Les nombreuses modifications survenues dans la situation de Léopold par rapport à l'Alsace se reflètent dans les légendes de ses monnaies.
1620 – représentant des héritiers
1621 – 1625 gouverneur en titre
1625 – 1626 l'archiduc quitte les ordres, renonce à ses évêchés et abbayes, et épouse Claudia, fille de Ferdinand I de Médicis. Il est devenu comte souverain du Tyrol, et ses écus même alsaciens portent ce titre sans allusion à sa situation en Alsace.
1627 – 1630 l'omission est réparée ; les pièces alsaciennes mentionnent les qualités de gouverneur des Vorlande
1630 – 1632 il est devenu souverain de ses territoires.

Il mourut le 13/9/1632 laissant pour héritier son jeune fils Ferdinand Charles qui ne frappa plus de monnaies en Alsace.
Peu de temps après l'atelier d'Ensisheim fut définitivement fermé (1634)

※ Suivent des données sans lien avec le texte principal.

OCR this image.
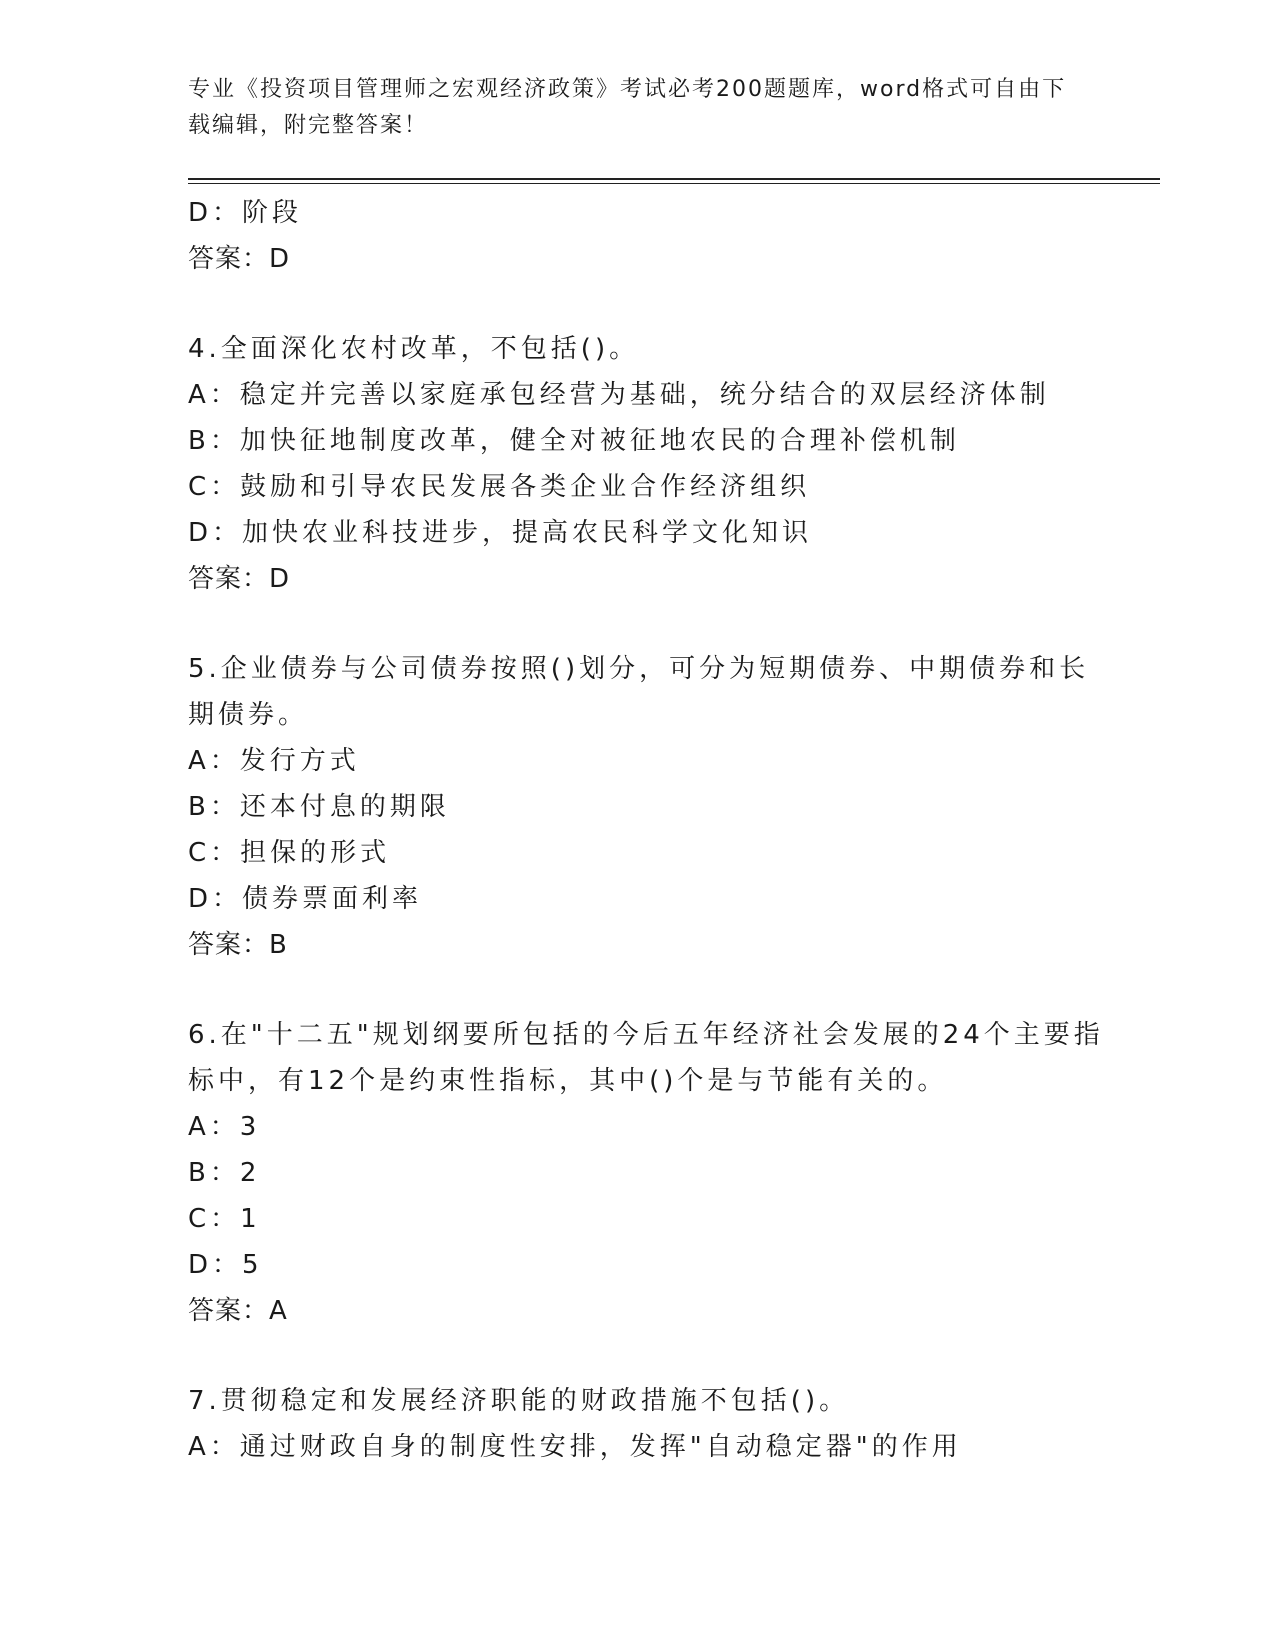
专业《投资项目管理师之宏观经济政策》考试必考200题题库，word格式可自由下载编辑，附完整答案！
D：阶段
答案：D
4.全面深化农村改革，不包括()。
A：稳定并完善以家庭承包经营为基础，统分结合的双层经济体制
B：加快征地制度改革，健全对被征地农民的合理补偿机制
C：鼓励和引导农民发展各类企业合作经济组织
D：加快农业科技进步，提高农民科学文化知识
答案：D
5.企业债券与公司债券按照()划分，可分为短期债券、中期债券和长
期债券。
A：发行方式
B：还本付息的期限
C：担保的形式
D：债券票面利率
答案：B
6.在"十二五"规划纲要所包括的今后五年经济社会发展的24个主要指
标中，有12个是约束性指标，其中()个是与节能有关的。
A：3
B：2
C：1
D：5
答案：A
7.贯彻稳定和发展经济职能的财政措施不包括()。
A：通过财政自身的制度性安排，发挥"自动稳定器"的作用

Les monnaies frappées à Ensisheim pour Léopold :

Ecus doubles - 57.400g - titre 0.875
Ecus - 28.781g - titre 0.875
½ Ecus - 14.390g - titre 0.875
¼ Ecus - 7.195g - titre 0.875
Duplex - 3.118g - titre 0.375
Plappart - 1.420g - titre 0.357
Vierer - 0.584g - titre 0.312
Rappen - 0.353g - titre 0.250

Les écus de Léopold représentent :
Au droit - de 1620 à 1625 l’archiduc en buste regardant à droite, revêtu d’un camail.
- de 1625 à 1632 l’archiduc en buste cuirassé couronne archiducale sur la tête sceptre à la main droite, main gauche sur l’épée.
Au revers - écusson espagnol.




En pointe entée Ferrette et sur le tout Haute Alsace.
Sur les écus de 1620 uniquement :
- à dextre, les armes de l’Evêché de Strasbourg (coupées de l’Evêché et du Landgraviat de la Basse Alsace).
- A senestre, les armes de l’Evêché de Passau, les unes et les autres timbrées d’une mitre.
- En exergue, 2 petits écussons espagnols de Murbach et Lure, timbrés d’une mitre abbatiale sur 2 crosses passées au sautoir.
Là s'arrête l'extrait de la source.